Joe Biden, homme de synthèse
S’il l’emporte, le candidat démocrate devra réconcilier une Amérique qui, dans son histoire, a rarement été aussi divisée.
Quelle que soit l’issue du scrutin présidentiel, le 3 novembre, il faudra accorder cet « exploit » à Donald Trump : celui d’avoir polarisé la société américaine comme jamais, peut-être, depuis la guerre de Sécession. S’il parvient à le battre, ce qui n’est pas garanti, Joe Biden devra cautériser les plaies béantes laissées par son prédécesseur. Et s’imposer comme l’homme de la, ou plutôt des réconciliations. D’abord au sein de son parti, qui regroupe des tendances très diverses.

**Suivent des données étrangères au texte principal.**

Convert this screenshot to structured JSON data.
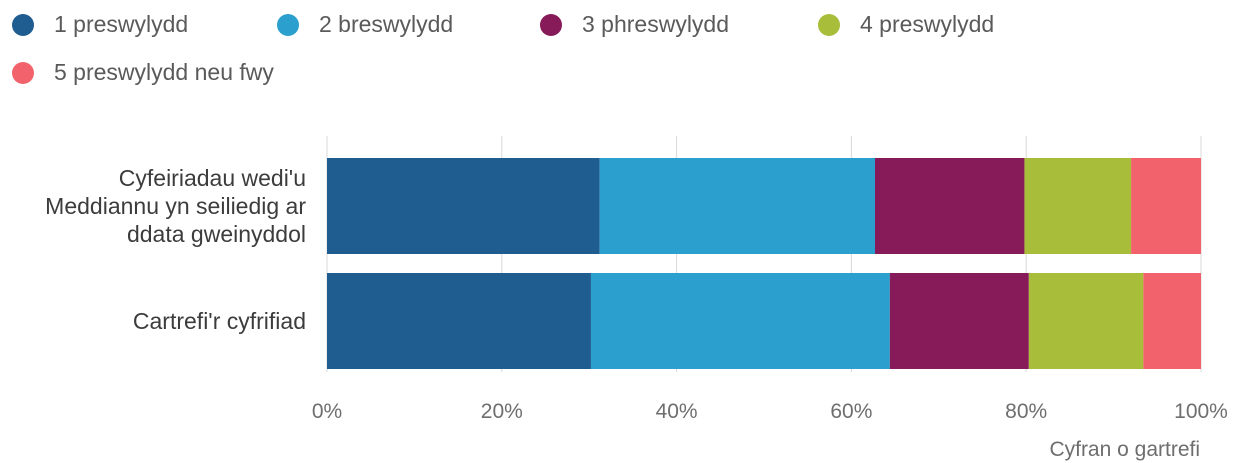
{
  "chart_data": {
    "type": "bar",
    "orientation": "horizontal",
    "stacked": true,
    "categories": [
      "Cyfeiriadau wedi'u Meddiannu yn seiliedig ar ddata gweinyddol",
      "Cartrefi'r cyfrifiad"
    ],
    "category_lines": [
      [
        "Cyfeiriadau wedi'u",
        "Meddiannu yn seiliedig ar",
        "ddata gweinyddol"
      ],
      [
        "Cartrefi'r cyfrifiad"
      ]
    ],
    "series": [
      {
        "name": "1 preswylydd",
        "color": "#1f5c8f",
        "values": [
          31.2,
          30.2
        ]
      },
      {
        "name": "2 breswylydd",
        "color": "#2ba0cf",
        "values": [
          31.5,
          34.2
        ]
      },
      {
        "name": "3 phreswylydd",
        "color": "#871a59",
        "values": [
          17.1,
          15.9
        ]
      },
      {
        "name": "4 preswylydd",
        "color": "#a8bd3a",
        "values": [
          12.2,
          13.1
        ]
      },
      {
        "name": "5 preswylydd neu fwy",
        "color": "#f2626c",
        "values": [
          8.0,
          6.6
        ]
      }
    ],
    "xlim": [
      0,
      100
    ],
    "xticks": [
      0,
      20,
      40,
      60,
      80,
      100
    ],
    "xtick_labels": [
      "0%",
      "20%",
      "40%",
      "60%",
      "80%",
      "100%"
    ],
    "xlabel": "Cyfran o gartrefi",
    "grid": true,
    "legend_position": "top-left"
  }
}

Jusqu’à présent, il y est parvenu. Homme du milieu, il a su, habilement, faire la soudure entre les idées progressistes de son aile gauche et celles des centristes, qui n’ont, par exemple, guère envie d’un Grand Soir écologique, et qu’il rassure par des positions mesurées. Mais la voie est étroite. « Il est pris entre un Parti républicain qui le dépeint comme un dangereux gauchiste et une partie de sa famille politique qui le trouve timoré, résume Laurence Nardon, chercheuse à l’Institut français des relations internationales. S’il devient président, Biden essaiera de tracer une voie médiane, comme l’avait fait Obama, mais en étant plus attentif aux classes moyennes. » Il devra également faire preuve d’esprit de concorde vis-à-vis de l’électorat républicain et de tous ceux (femmes, Noirs, jeunes) qui avaient boudé Hillary Clinton en 2016. La tâche s’annonce dantesque, tant la fracture laissée par Trump le pyromane est profonde. « Nous devons travailler à réunir l’Amérique », a martelé le candidat démocrate le 6 octobre, lors de son discours à Gettysburg, en Pennsylvanie, où unionistes et confédérés se sont entre-tués en 1863. Il lui faudra toutefois davantage que des discours, aussi bien intentionnés soient-ils, pour réussir sa mission : « La réconciliation ne sera possible qu’à l’épreuve du temps, lorsque les Américains verront une administration qui travaille au lieu de parler, aux antipodes de l’hystérisation actuelle, estime un diplomate en poste à Washington. Et, surtout, un dirigeant à l’écoute de ses concitoyens, notamment en matière d’emploi et de santé. » Un président qui serait simplement « normal », en somme.